Ma première réaction est de pester contre l’éducation des parents. Contre la manière dont ils parlent à leurs enfants, qui au final met Tony en situation difficile à cause d’un décalage culturel avec les autres. Mais n’est-ce pas un peu facile et réducteur ?

Les espaces d’éducation d’un enfant sont, bien sûr, sa famille, mais aussi l’école, le périscolaire et les temps de loisirs. Chacun intervenant dans ce creuset avec ses plus et ses moins, ses qualités et ses manques. Naturellement, il est préférable que des parents apportent à leurs enfants l’exemple d’un langage construit, mais qu’en est-il de tout le temps que Tony n’a pas passé en famille ?

Je repense à des situations vécues à l’école ou en centres de vacances. A Mickaël, qui arrivant à 4 ans m’appelait « Monsieur Ecole » et qui lui aussi au début parlait des « meuhs » quand nous passions devant les vaches. A Andréa, qui avait une peur bleue des vaches qui paissaient dans le pré voisin et qui à la fin du séjour a eu le courage d’aller les toucher. A Nejla, qui voyant un poisson pour la première fois dans son assiette, m’a demandé intriguée ce que c’était.

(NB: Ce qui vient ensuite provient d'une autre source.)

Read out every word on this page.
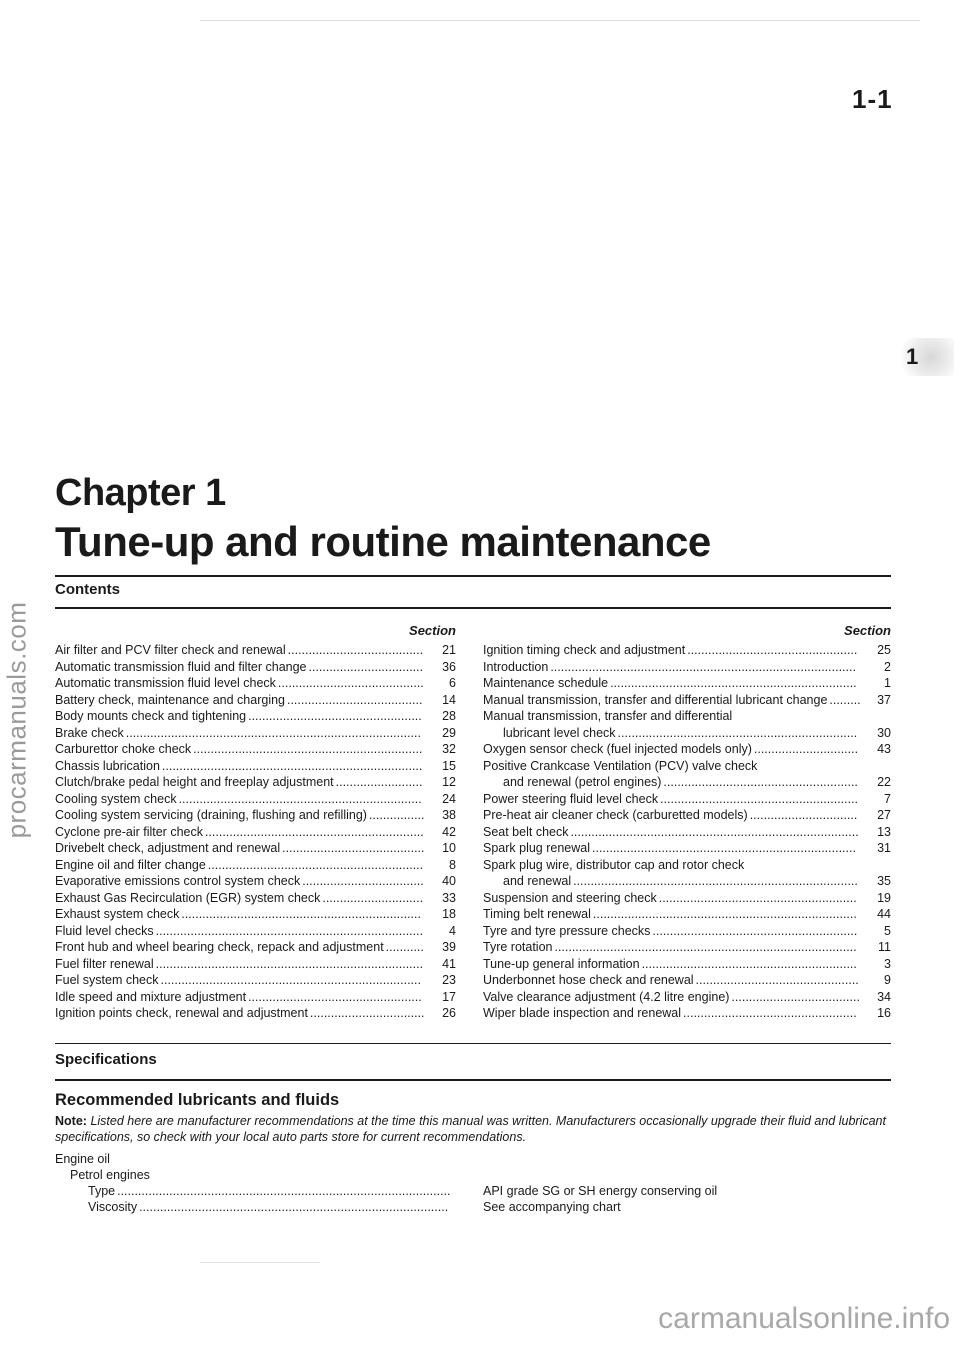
1-1
1
procarmanuals.com
carmanualsonline.info
Chapter 1
Tune-up and routine maintenance
Contents
Section	Section
Air filter and PCV filter check and renewal .......................................	21
Automatic transmission fluid and filter change .................................	36
Automatic transmission fluid level check ..........................................	6
Battery check, maintenance and charging .......................................	14
Body mounts check and tightening ..................................................	28
Brake check .....................................................................................	29
Carburettor choke check ..................................................................	32
Chassis lubrication ...........................................................................	15
Clutch/brake pedal height and freeplay adjustment .........................	12
Cooling system check ......................................................................	24
Cooling system servicing (draining, flushing and refilling) ................	38
Cyclone pre-air filter check ...............................................................	42
Drivebelt check, adjustment and renewal .........................................	10
Engine oil and filter change ..............................................................	8
Evaporative emissions control system check ...................................	40
Exhaust Gas Recirculation (EGR) system check .............................	33
Exhaust system check .....................................................................	18
Fluid level checks .............................................................................	4
Front hub and wheel bearing check, repack and adjustment ...........	39
Fuel filter renewal .............................................................................	41
Fuel system check ...........................................................................	23
Idle speed and mixture adjustment ..................................................	17
Ignition points check, renewal and adjustment .................................	26
Ignition timing check and adjustment .................................................	25
Introduction ........................................................................................	2
Maintenance schedule .......................................................................	1
Manual transmission, transfer and differential lubricant change .........	37
Manual transmission, transfer and differential
lubricant level check .....................................................................	30
Oxygen sensor check (fuel injected models only) ..............................	43
Positive Crankcase Ventilation (PCV) valve check
and renewal (petrol engines) ........................................................	22
Power steering fluid level check .........................................................	7
Pre-heat air cleaner check (carburetted models) ...............................	27
Seat belt check ...................................................................................	13
Spark plug renewal ............................................................................	31
Spark plug wire, distributor cap and rotor check
and renewal ..................................................................................	35
Suspension and steering check .........................................................	19
Timing belt renewal ............................................................................	44
Tyre and tyre pressure checks ...........................................................	5
Tyre rotation .......................................................................................	11
Tune-up general information ..............................................................	3
Underbonnet hose check and renewal ...............................................	9
Valve clearance adjustment (4.2 litre engine) .....................................	34
Wiper blade inspection and renewal ..................................................	16
Specifications
Recommended lubricants and fluids
Note: Listed here are manufacturer recommendations at the time this manual was written. Manufacturers occasionally upgrade their fluid and lubricant specifications, so check with your local auto parts store for current recommendations.
Engine oil
Petrol engines
Type ................................................................................................	API grade SG or SH energy conserving oil
Viscosity .........................................................................................	See accompanying chart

Et à bien d’autres… A tous ces moments de vie, que des enfants ont pu mettre à profit pour découvrir et construire du savoir, en fonction de leur réalité avec leurs sentiments et leur vécu.

Au fait, depuis combien de temps n’y a-t-il pas eu de classe de découverte dans mon école ? Pourquoi Tony, n’a-t-il jamais eu l’opportunité de partir en centre de vacances ? Et dans quelles situations d’apprentissage s’est-il trouvé à l’école, depuis les huit ans qu’il y a passés à raison de six heures par jour ? Combien de fois s’est-il trouvé hors jeu face à des connaissances culturelles supposées communes, qui lui étaient étrangères et sur lesquelles on s’appuyait pour travailler ?

Et si nous reconsidérions « Sissi bibi » comme un cri. Cri de parents à qui l’on reproche de ne pas être à la hauteur de leur rôle et d’être la cause de l’échec de leurs enfants. Cri d’enfants, que l’on exclut de fait, en leur reprochant leur décalage culturel avec ce que l’on attend d’eux, tout en ne les mettant pas en situation de pouvoir s’approprier ce savoir. Mais si un cri peut être de colère, il peut aussi l’être d’espoir dans l’avenir. Alors : « Sissi bibi ! ».